Hello Tim,
When it comes to RDF, validation means several different things. There is syntactical validation (and the triple you included in your message is syntactically correct). Trellis currently does syntactic validation: if you POST syntactically invalid RDF, the request is rejected with a 400 Bad Request. There is also SHACL and ShEx validation that work on the semantics of the RDF. Trellis does not implement this, but adding this is possible; more on that below.
For syntactically valid RDF, Trellis will accept whatever triples are sent by a client and persist those. So, if a client POSTs syntactically valid (but semantically invalid, as in your case), Trellis generally won't do any manipulation, checking or validation on those triples.
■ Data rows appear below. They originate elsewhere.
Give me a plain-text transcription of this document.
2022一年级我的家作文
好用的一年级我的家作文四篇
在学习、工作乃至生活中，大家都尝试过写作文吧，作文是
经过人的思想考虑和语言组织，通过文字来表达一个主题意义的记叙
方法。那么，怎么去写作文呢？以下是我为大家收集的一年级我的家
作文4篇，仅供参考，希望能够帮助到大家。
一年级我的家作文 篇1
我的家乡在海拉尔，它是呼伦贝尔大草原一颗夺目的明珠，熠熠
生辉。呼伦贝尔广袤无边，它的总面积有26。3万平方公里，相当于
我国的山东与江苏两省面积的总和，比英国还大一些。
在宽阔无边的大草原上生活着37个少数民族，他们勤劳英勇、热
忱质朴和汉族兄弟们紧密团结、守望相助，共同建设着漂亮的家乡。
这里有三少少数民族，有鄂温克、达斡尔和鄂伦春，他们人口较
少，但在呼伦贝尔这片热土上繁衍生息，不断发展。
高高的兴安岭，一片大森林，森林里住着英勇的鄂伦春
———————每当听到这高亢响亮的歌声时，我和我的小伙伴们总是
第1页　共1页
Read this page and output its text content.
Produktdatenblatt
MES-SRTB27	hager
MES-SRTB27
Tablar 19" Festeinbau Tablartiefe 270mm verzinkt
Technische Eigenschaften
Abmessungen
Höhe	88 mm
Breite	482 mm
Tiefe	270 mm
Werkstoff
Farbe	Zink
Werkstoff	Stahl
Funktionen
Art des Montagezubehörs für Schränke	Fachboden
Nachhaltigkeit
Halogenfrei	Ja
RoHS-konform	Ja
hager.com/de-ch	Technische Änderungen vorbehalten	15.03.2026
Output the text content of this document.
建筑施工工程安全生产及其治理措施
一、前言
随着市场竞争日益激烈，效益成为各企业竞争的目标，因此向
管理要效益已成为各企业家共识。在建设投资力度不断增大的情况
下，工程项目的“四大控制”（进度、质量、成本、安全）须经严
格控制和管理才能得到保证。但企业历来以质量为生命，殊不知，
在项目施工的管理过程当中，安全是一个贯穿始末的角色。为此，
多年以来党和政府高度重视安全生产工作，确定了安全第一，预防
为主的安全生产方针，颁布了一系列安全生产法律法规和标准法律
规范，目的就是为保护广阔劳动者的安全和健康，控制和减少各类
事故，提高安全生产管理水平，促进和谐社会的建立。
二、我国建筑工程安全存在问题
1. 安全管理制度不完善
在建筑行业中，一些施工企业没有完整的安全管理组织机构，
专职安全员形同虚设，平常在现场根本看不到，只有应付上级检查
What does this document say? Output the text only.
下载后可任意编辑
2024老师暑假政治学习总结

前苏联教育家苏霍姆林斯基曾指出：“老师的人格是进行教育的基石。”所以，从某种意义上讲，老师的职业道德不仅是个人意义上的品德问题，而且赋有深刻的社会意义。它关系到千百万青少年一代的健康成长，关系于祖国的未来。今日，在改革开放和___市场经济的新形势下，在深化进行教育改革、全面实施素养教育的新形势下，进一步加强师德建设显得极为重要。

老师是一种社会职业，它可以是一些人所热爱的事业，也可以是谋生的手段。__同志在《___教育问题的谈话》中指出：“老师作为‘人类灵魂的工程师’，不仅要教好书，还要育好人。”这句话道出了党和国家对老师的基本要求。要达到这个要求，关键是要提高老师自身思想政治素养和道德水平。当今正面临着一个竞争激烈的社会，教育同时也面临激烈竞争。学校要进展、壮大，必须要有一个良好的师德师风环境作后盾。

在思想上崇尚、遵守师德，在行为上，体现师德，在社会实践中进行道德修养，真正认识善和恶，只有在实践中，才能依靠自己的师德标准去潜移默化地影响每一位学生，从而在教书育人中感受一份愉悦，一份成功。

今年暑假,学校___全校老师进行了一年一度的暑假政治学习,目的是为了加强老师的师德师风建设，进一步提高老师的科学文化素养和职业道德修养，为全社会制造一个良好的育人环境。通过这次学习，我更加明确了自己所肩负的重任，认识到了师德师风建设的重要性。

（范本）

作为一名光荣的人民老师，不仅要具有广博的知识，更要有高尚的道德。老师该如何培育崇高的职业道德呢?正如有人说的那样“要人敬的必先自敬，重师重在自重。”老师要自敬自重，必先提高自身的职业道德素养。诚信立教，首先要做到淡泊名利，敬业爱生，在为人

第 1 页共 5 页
And as a note, Turtle prefixes are not required to end in a / or # character; the
Turtle grammar for prefixes requires only an
IRIREF. Though you are correct, it is certainly common for prefix definitions to end in a / or # (OTOH, I know of certain patterns where that is not the case, especially for referencing the 'current document' as in
@prefix : <> . ).
That said, there is a mechanism for validating the incoming RDF in Trellis. In fact, there is some minimal validation that happens to RDF, but only based on what LDP formally requires (e.g. ldp:membershipResource must point to an in-domain IRI -- it can't be a literal or any arbitrary IRI; ldp:hasMemberRelation must point to an IRI, which can't be ldp:contains; there are a few such rules). Those validation rules are all part of a class that implements Trellis'
ConstraintService API. The Trellis code is structured in such a way that any number of ConstraintService implementations can be injected into the runtime. The deployable artifacts that you see with Trellis releases contain only the
trellis-constraint-rules artifact (i.e. the minimal LDP validation rules), but if one wished to do any sort of more complex validation (including SHACL or ShEx), that would be the place to do it. That would also mean writing some Java code and building your own deployable artifact, though technically, you could just drop a jar file into the classpath of your deployed Trellis and it should work.
I would point out, though, that issue that motivated this comment (a missing trailing slash in a prefix) is actually rather tricky. The IRI that is produced is a valid IRI and hence it is syntactically valid Turtle, and so the only real way to catch it would be to have a SHACL/ShEx rule that explicitly requires the foaf:name triple in the resource; your resource does not contain foaf:name and so the SHACL/ShEx validator would produce an error.